Posters & Accepted Abstracts: J Infect Dis Prev Med

Abstract :

Statement of the Problem: Chagas Disease (ChD) constitutes a major endemic health problem in Latin America. The presence of sulfate-bearing-glycoproteins has been identified in trypanosoma cruzi, they are targets of specific immune responses and subjects chronically infected with T. Cruzi mount specific humoral immune responses to sulfated glycoproteins. Cruzipain (Cz), a major antigen. Containing a C-terminal domain (C-T) is responsible for the immunogenicity of the molecule in natural and experimental infection synthetic anionic sugar conjugates containing N-acetyl D glucosamine-6-sulfate (NAcGlc6-SO3) mimics the N-glycan-linked sulfated epitope (sulfotope) displayed in the C-T. IgG2 antibody levels specific for sulfotopes are inversely correlated with chagas disease severity. Another sulfated glycoprotein with serine carboxypeptidase (SCP) activity was studied. Methodology & Theoretical Orientation: Native SCP co-purifies with Cz from Concanavalin-a affinity columns. The Cz-SCP mixture was desulfated, ascribing the cross-reactivity between both molecules to the presence of sulfated groups. SCP-N-glycosydic chains were analyzed by UV-MALDI-TOF-MS. Immunoblotting of lysates from the different parasite stages were confronted with SO3-specific antibodies; in vivo effects of sodium chlorate on Czsulfation and tissue damage in C-T-immunized-mice muscle-tissues were evaluated. Findings: I) The presence of short-sulfated high-mannose-type oligosaccharidic chains was confirmed in SCP II) Sulfotopes participate in trypomastigotes infection of cardiac cells iii) Sulfotopes generate muscle tissue damage in BALB/c mice, in absence of infection iv) sulfotopes from Cz and other Sulfated glycoproteins participate in parasite infection and immunopathogenesis v) Sulfotopes and their specific antibodies are responsible for the ultra-structural abnormalities observed in the outcome of the experimental ChD disease vi) A band with apparent molecular weight similar to SCP was highly recognized in trypomastigotes vi) SCP is a minor antigen recognized by most of chronic-Chagas-disease-patient´s sera.
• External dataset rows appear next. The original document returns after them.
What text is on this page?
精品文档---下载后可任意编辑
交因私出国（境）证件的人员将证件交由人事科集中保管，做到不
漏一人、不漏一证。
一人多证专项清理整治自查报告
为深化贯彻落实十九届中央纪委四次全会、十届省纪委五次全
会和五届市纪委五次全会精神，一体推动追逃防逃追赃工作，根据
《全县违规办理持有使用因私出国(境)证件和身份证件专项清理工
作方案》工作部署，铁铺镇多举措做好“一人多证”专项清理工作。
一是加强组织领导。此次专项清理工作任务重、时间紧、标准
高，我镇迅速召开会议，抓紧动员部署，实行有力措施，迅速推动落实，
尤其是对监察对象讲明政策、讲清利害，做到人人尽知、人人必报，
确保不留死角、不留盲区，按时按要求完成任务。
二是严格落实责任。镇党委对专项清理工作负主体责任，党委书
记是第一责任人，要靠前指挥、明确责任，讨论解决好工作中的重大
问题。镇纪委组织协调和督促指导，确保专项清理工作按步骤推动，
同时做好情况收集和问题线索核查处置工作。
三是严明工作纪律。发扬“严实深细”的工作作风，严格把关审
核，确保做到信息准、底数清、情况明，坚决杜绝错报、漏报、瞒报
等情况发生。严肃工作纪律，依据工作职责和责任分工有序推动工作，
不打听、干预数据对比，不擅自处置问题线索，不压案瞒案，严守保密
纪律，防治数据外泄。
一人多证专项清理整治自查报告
Conclusion & Significance: The shared sulfotopes between Cz and SCP, and the enhanced presence of sulfotopes in trypomastigotes are involved in parasite-host relationship in immunopathogenic and infection processes.

Biography :

Vilma G Duschak, Doctor in Biochemistry (1989) UBA. CONICET Researcher, Argentina since 1994. Post-grade in Medicine Chile University (1990); Cooperation: Instituto-Cs-Biomedicas- San Pablo-University-Brasil (2005) Universite-Jules Verne-Amiens- France (2007) Bernhard Notch Institute of Tropical Medicine, Hamburg, Germany (2010-2011). Editorial Advisory Board Member, Bentham Science Publishers, USA. Awards and distinctions: 6 Publications: more than 40 Assistance to more than 100 National and international congresses. Directed Thesis: 5 Roche Diagnostics International Meeting experts, New York, USA (2016). Evaluator of research projects from ANPCyT, CONICET and UBA (Argentina), OTKA (Hungary) and European Union international projects, Brussels (2018).